# Math Help - Diophantine equation

1. ## Diophantine equation

Hello everyone!
I have some trouble with this proof: prove that there are infinitely many solutions to the equation: $x^2 + y^2 = z^4 \mbox{, with g.c.d} (x,y,z) = 1$

2. Originally Posted by rubik mania
Hello everyone!
I have some trouble with this proof: prove that there are infinitely many solutions to the equation: $x^2 + y^2 = z^4 \mbox{, with g.c.d} (x,y,z) = 1$
let $a,b$ be any (positive) integers with $\gcd(a,b)=1$ and $2 \nmid a+b.$ put $x+yi=(a+bi)^4.$ then $x-yi=(a-bi)^4$ and hence $x^2+y^2=(a^2+b^2)^4.$

equating the real and complex parts in $x+yi=(a+bi)^4$ will gives us these solutions: $x=a^4 - 6a^2b^2 + b^4, \ \ y=4a^3b - 4ab^3,$ and $z=a^2+b^2.$

it's immediate that $\gcd(x,y,z)=1.$

3. Thanks!

For similar questions that involve proving that a Diophantine equation has infinite/finite/no solutions, what would be the general strategy?

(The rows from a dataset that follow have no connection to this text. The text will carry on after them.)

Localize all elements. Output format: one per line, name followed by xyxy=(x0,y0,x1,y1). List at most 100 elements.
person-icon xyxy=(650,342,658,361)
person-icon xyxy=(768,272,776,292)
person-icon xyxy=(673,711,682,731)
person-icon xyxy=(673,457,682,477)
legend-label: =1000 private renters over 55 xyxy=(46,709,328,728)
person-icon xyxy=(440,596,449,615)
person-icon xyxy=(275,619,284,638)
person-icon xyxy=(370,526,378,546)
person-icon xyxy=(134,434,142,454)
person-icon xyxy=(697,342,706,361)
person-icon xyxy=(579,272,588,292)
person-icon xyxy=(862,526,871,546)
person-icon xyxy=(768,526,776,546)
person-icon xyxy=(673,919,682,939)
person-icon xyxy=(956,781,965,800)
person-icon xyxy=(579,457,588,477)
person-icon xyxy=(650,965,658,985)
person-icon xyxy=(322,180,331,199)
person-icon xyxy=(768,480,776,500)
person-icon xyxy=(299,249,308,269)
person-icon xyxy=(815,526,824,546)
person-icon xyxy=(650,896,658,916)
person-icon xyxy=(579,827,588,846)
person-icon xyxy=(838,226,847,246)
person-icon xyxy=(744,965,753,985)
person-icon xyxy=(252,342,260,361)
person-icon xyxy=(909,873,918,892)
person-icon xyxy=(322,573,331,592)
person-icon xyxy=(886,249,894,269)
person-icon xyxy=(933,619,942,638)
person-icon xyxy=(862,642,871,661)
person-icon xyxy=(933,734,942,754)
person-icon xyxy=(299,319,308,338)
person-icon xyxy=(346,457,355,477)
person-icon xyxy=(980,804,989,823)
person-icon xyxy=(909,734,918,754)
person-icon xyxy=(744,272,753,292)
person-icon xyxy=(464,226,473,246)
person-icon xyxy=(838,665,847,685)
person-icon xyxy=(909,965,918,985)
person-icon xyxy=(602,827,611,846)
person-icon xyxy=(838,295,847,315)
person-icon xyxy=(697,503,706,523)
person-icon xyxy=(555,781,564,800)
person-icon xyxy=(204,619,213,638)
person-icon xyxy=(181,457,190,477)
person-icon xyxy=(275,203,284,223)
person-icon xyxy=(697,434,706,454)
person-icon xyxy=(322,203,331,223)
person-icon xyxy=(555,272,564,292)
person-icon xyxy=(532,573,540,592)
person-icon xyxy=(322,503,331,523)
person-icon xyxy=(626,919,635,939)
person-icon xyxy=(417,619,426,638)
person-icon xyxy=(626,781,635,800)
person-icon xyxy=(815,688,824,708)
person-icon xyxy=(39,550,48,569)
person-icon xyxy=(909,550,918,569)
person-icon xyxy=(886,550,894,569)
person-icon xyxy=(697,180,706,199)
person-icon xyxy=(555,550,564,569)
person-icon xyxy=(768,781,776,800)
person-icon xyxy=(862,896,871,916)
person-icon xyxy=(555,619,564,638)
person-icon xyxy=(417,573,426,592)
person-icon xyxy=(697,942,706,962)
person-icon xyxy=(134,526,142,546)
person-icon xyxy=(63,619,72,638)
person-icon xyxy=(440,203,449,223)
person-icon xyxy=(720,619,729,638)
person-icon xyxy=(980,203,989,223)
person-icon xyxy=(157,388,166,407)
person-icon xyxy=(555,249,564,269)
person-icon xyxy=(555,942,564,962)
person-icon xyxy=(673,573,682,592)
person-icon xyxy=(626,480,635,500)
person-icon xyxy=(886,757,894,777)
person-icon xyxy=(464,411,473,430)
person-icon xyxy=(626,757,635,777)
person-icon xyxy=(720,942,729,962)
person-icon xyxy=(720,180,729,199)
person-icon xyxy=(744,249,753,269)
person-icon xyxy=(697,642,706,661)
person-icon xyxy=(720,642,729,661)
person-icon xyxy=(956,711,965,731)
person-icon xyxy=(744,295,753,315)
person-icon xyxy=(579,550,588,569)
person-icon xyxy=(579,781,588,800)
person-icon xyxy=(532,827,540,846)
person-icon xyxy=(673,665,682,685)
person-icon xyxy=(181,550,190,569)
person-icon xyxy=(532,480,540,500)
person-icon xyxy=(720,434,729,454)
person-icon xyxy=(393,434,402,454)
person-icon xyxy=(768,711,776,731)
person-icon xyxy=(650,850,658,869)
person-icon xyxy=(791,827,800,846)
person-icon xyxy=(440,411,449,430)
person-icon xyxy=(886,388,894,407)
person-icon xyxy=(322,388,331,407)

4. Originally Posted by rubik mania
Thanks!

For similar questions that involve proving that a Diophantine equation has infinite/finite/no solutions, what would be the general strategy?
it's number theory ... there is almost never a general strategy! haha ... anyway, i just showed you one approach. two more:

1) reducing the equation modulo some integer or the method of "infinite descent". these methods are normally used to prove that an equation has no solutions.

2) investigating more sophisticated equations usually requires some knowledge of algebraic number theory or elliptic curves.